Domenica mattina. Elisa fa colazione alla locanda e intanto parla con Alba… una di quelle conversazioni in cui l’argomento è A, ma potrebbe essere anche B: si parla di amore, di storie (soprattutto quelle raccontate alla casa delle camelie) e di amori perduti (nulla di specifico, ma viene nominata Vittoria e non per il marito).
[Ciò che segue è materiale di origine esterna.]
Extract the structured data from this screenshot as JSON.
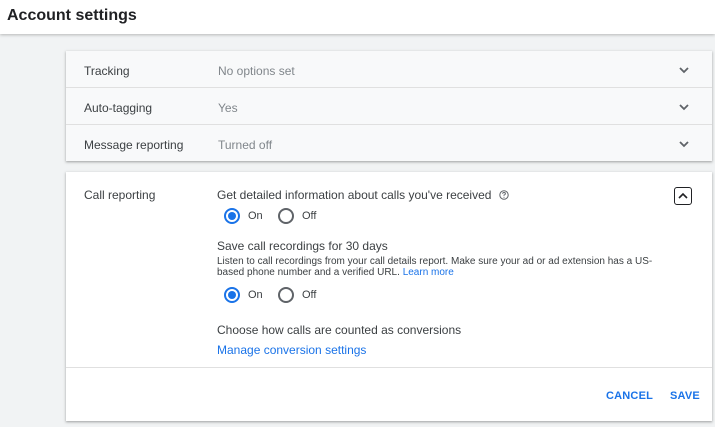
{
  "page": {
    "title": "Account settings"
  },
  "colors": {
    "accent": "#1a73e8",
    "text": "#3c4043",
    "muted": "#80868b",
    "background": "#f1f3f4"
  },
  "settings": {
    "rows": [
      {
        "label": "Tracking",
        "value": "No options set"
      },
      {
        "label": "Auto-tagging",
        "value": "Yes"
      },
      {
        "label": "Message reporting",
        "value": "Turned off"
      }
    ]
  },
  "call_reporting": {
    "label": "Call reporting",
    "calls_info": "Get detailed information about calls you've received",
    "calls_radio": {
      "on_label": "On",
      "off_label": "Off",
      "selected": "On"
    },
    "recordings_title": "Save call recordings for 30 days",
    "recordings_desc": "Listen to call recordings from your call details report. Make sure your ad or ad extension has a US-based phone number and a verified URL.",
    "learn_more": "Learn more",
    "recordings_radio": {
      "on_label": "On",
      "off_label": "Off",
      "selected": "On"
    },
    "conversions_text": "Choose how calls are counted as conversions",
    "manage_link": "Manage conversion settings",
    "cancel_label": "CANCEL",
    "save_label": "SAVE"
  }
}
29. 22 anni prima. Elisa ha 8 anni ed è rimasta, eccezionalmente, a casa da sola: la madre è al lavoro (una maitre in un ristorante prestigioso) e la zia è dovuta uscire 20 minuti per una commissione urgente. Elisa è terrorizzata dalla solitudine e ha paura che sua madre e sua zia non tornino; per calmarsi decide di farsi un tè e sceglie di provare quello proibito di sua madre, ma si ustiona una mano. La zia rientrata la porta al pronto soccorso e la madre la sera, mentre Elisa sta per addormentarsi, le concede di bere un po’ del tè proibito accennando a suo padre. Il capitolo finisce con un monito: la perfezione non esiste e crederlo ha rovinato la vita al padre di Elisa e di conseguenza anche alla madre.